PASAKRAB 2020 : Melipur Hati Seraya Bernostalgia Melintasi Waktu

Liputan khusus Pas Akrab, acara tahunan persembahan S1 psikologi 2019

Panggung dan penampilan musik
Pas Akrab 2020

Psikomedia, Yogyakarta Jumat (28/02), Pentas Keakraban (Pasakrab) Fakultas Psikologi UGM kembali hadir dengan suasana meriahnya yang khas. Pasakrab 2020, sama seperti tahun-tahun sebelumnya, diadakan di Fakultas Psikologi tercinta. Pasakrab 2020 ini merupakan ajang mengakrabkan diri bagi angkatan 2019 sebagai sebuah keluarga baru setelah mengikuti Psikologi Rumah Kita (PRK) dan Temu Kenal Akrab (TKA) 2019. Tak hanya itu, bagi Ahimsa, mahasiswa Psikologi angkatan 2019 dan selaku ketua pelaksana Pasakrab 2020, Pasakrab merupakan sebuah dedikasi dari angkatan 2019 kepada masyarakat Fakultas Psikologi UGM yang dikemas dalam bentuk penampilan seni seperti musik dan puisi.

Pasakrab kali ini mengangkat tema “Solastalgia: Nostalgia Pelipur Lara”. Solastalgia diambil dari kata solace yang berarti istirahat dan nostalgia. Kata solastalgia kerap kali dimaknai sebagai pencarian solace bagi diri sendiri melalui nostalgia masa lalu yang jauh dari kompleksnya kehidupan saat ini.
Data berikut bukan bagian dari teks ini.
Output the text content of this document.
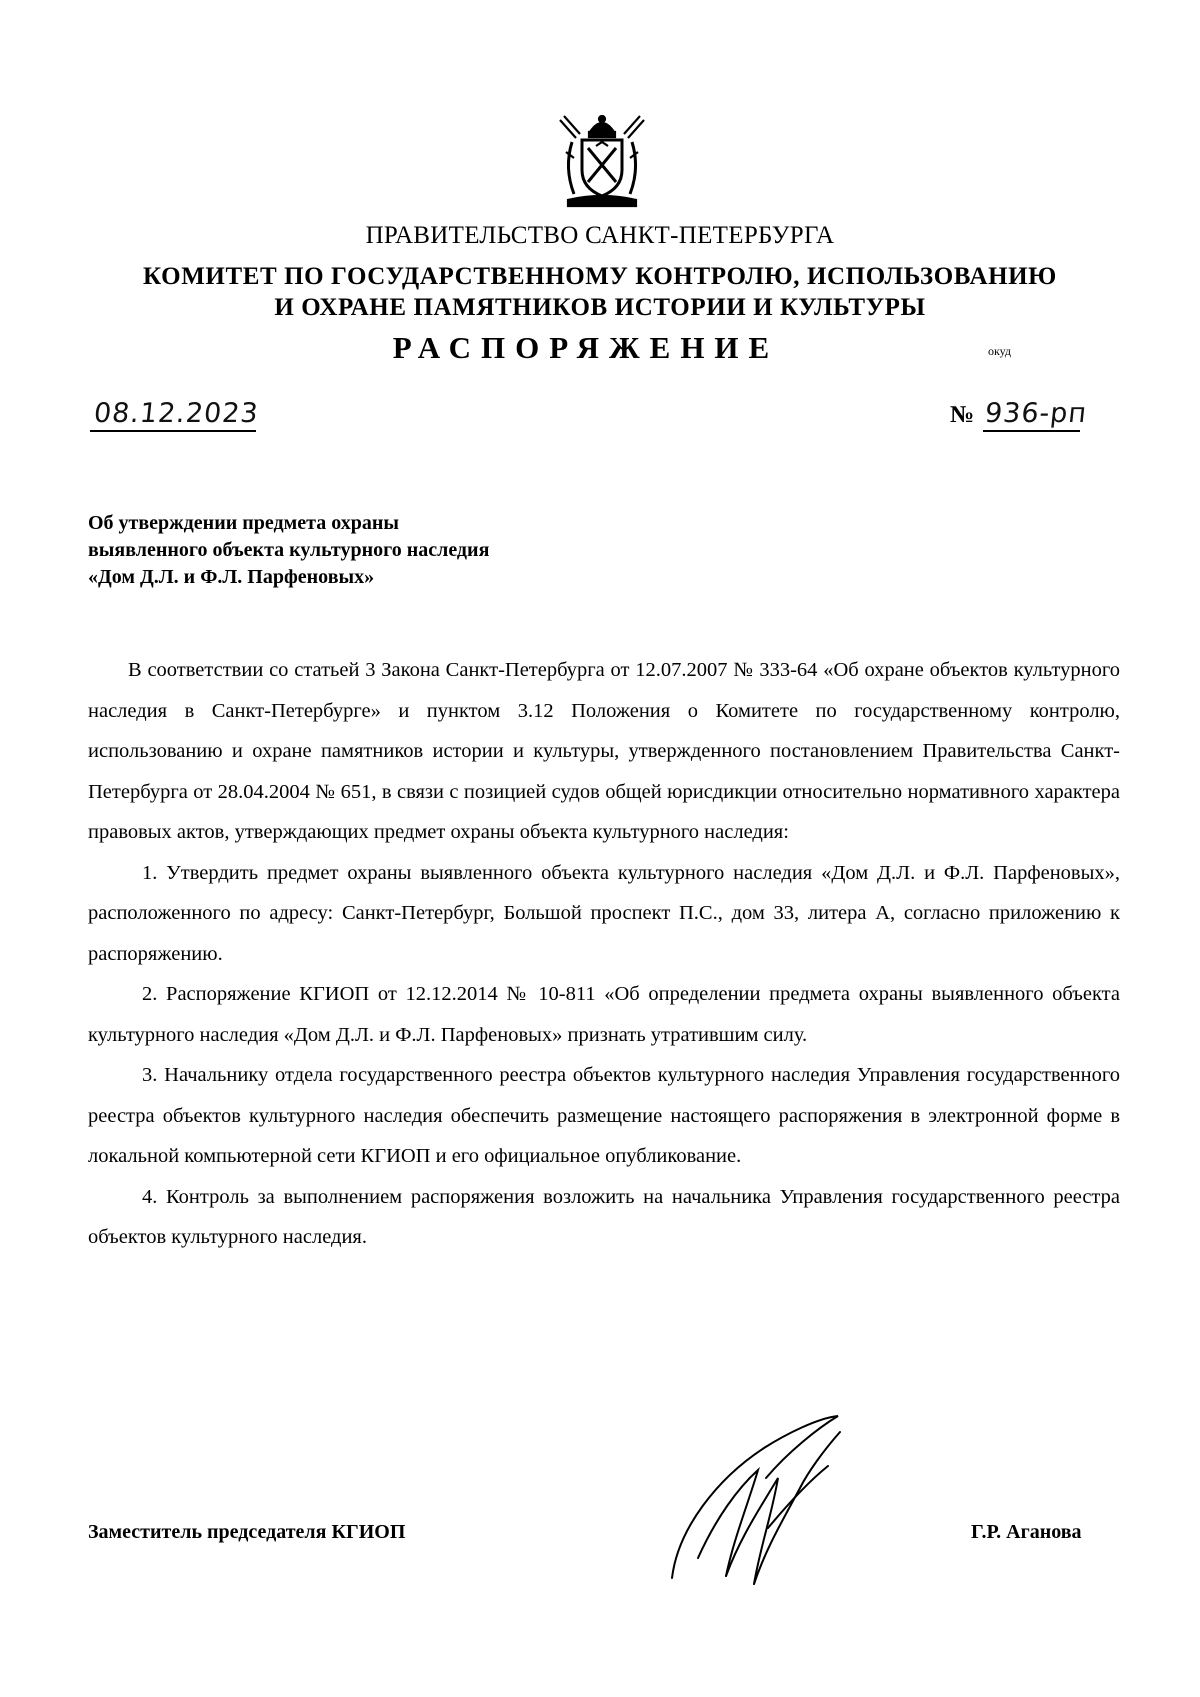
ПРАВИТЕЛЬСТВО САНКТ-ПЕТЕРБУРГА
КОМИТЕТ ПО ГОСУДАРСТВЕННОМУ КОНТРОЛЮ, ИСПОЛЬЗОВАНИЮ
И ОХРАНЕ ПАМЯТНИКОВ ИСТОРИИ И КУЛЬТУРЫ
РАСПОРЯЖЕНИЕ	окуд
08.12.2023	№ 936-рп
Об утверждении предмета охраны
выявленного объекта культурного наследия
«Дом Д.Л. и Ф.Л. Парфеновых»

В соответствии со статьей 3 Закона Санкт-Петербурга от 12.07.2007 № 333-64 «Об охране объектов культурного наследия в Санкт-Петербурге» и пунктом 3.12 Положения о Комитете по государственному контролю, использованию и охране памятников истории и культуры, утвержденного постановлением Правительства Санкт-Петербурга от 28.04.2004 № 651, в связи с позицией судов общей юрисдикции относительно нормативного характера правовых актов, утверждающих предмет охраны объекта культурного наследия:

1. Утвердить предмет охраны выявленного объекта культурного наследия «Дом Д.Л. и Ф.Л. Парфеновых», расположенного по адресу: Санкт-Петербург, Большой проспект П.С., дом 33, литера А, согласно приложению к распоряжению.

2. Распоряжение КГИОП от 12.12.2014 № 10-811 «Об определении предмета охраны выявленного объекта культурного наследия «Дом Д.Л. и Ф.Л. Парфеновых» признать утратившим силу.

3. Начальнику отдела государственного реестра объектов культурного наследия Управления государственного реестра объектов культурного наследия обеспечить размещение настоящего распоряжения в электронной форме в локальной компьютерной сети КГИОП и его официальное опубликование.

4. Контроль за выполнением распоряжения возложить на начальника Управления государственного реестра объектов культурного наследия.

Заместитель председателя КГИОП	Г.Р. Аганова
Melalui Pasakrab 2020, diharapkan pengunjung dapat terhibur lewat suasana tempo dulu yang kental. “Jadi kita mencari solace lewat nostalgia pada masa – masa jaman dulu yang masih sederhana,” tambah Ahimsa.
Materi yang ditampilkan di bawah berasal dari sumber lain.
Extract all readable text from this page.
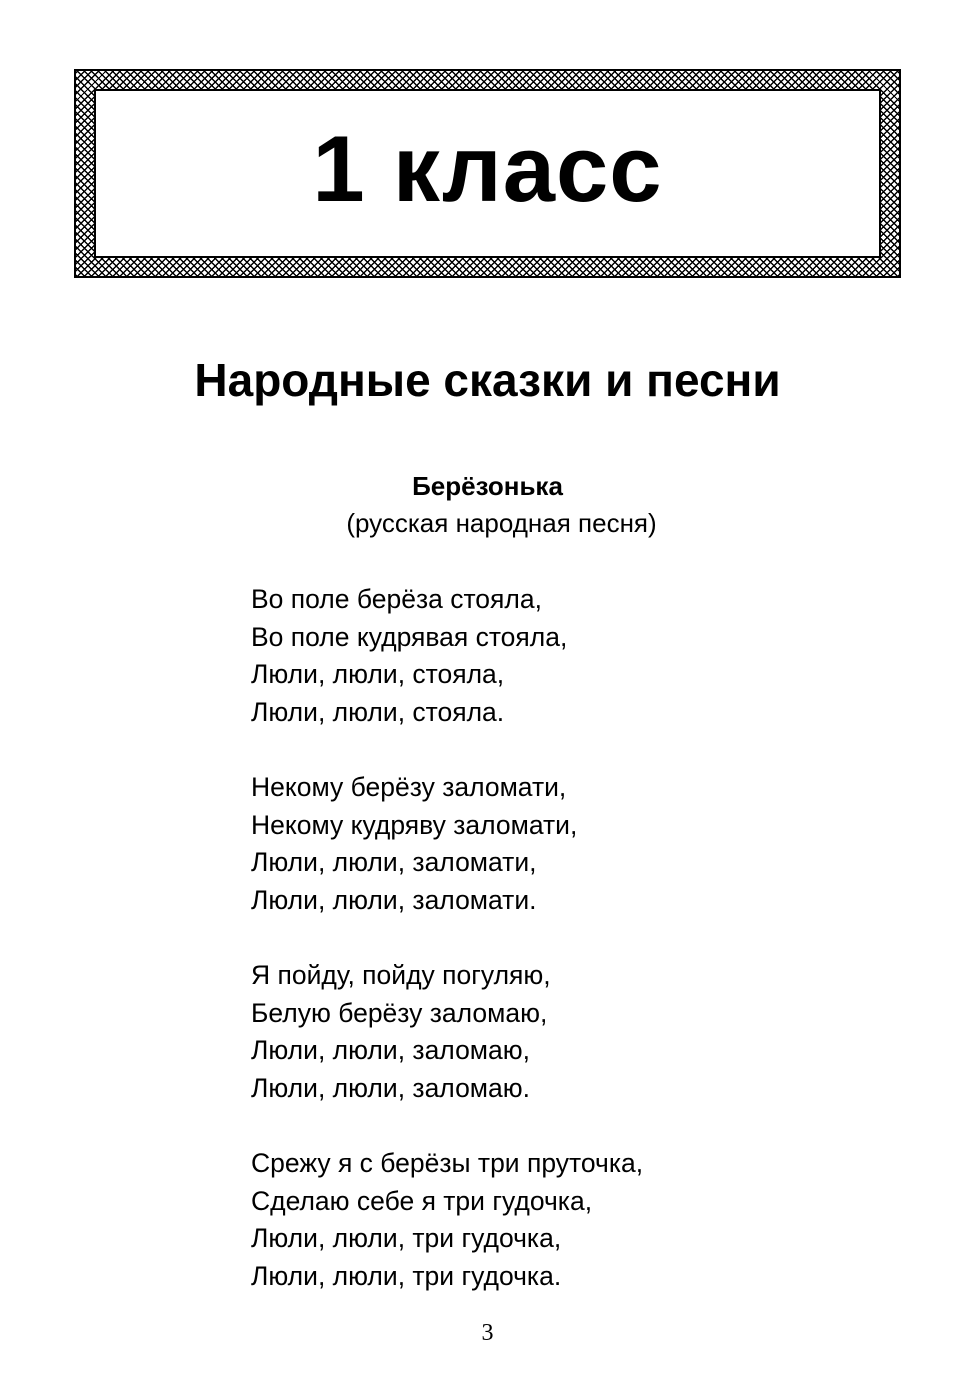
1 класс
Народные сказки и песни
Берёзонька
(русская народная песня)
Во поле берёза стояла,
Во поле кудрявая стояла,
Люли, люли, стояла,
Люли, люли, стояла.
Некому берёзу заломати,
Некому кудряву заломати,
Люли, люли, заломати,
Люли, люли, заломати.
Я пойду, пойду погуляю,
Белую берёзу заломаю,
Люли, люли, заломаю,
Люли, люли, заломаю.
Срежу я с берёзы три пруточка,
Сделаю себе я три гудочка,
Люли, люли, три гудочка,
Люли, люли, три гудочка.
3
Mendukung tema tersebut, Pasakrab 2020 dihiasi oleh photobooth bernuansa tempo dulu dan menyulap ruang G-100 menjadi sebuah instalasi bioskop dengan film-film tempo dulu. Selain bernostalgia, instalasi ini juga sangat cocok dijadikan spot untuk berfoto ria. Menariknya lagi, maskot-maskot tokoh film jaman dulu seperti Dono, Kasino, dan Indro, siap menemani pengunjung instalasi.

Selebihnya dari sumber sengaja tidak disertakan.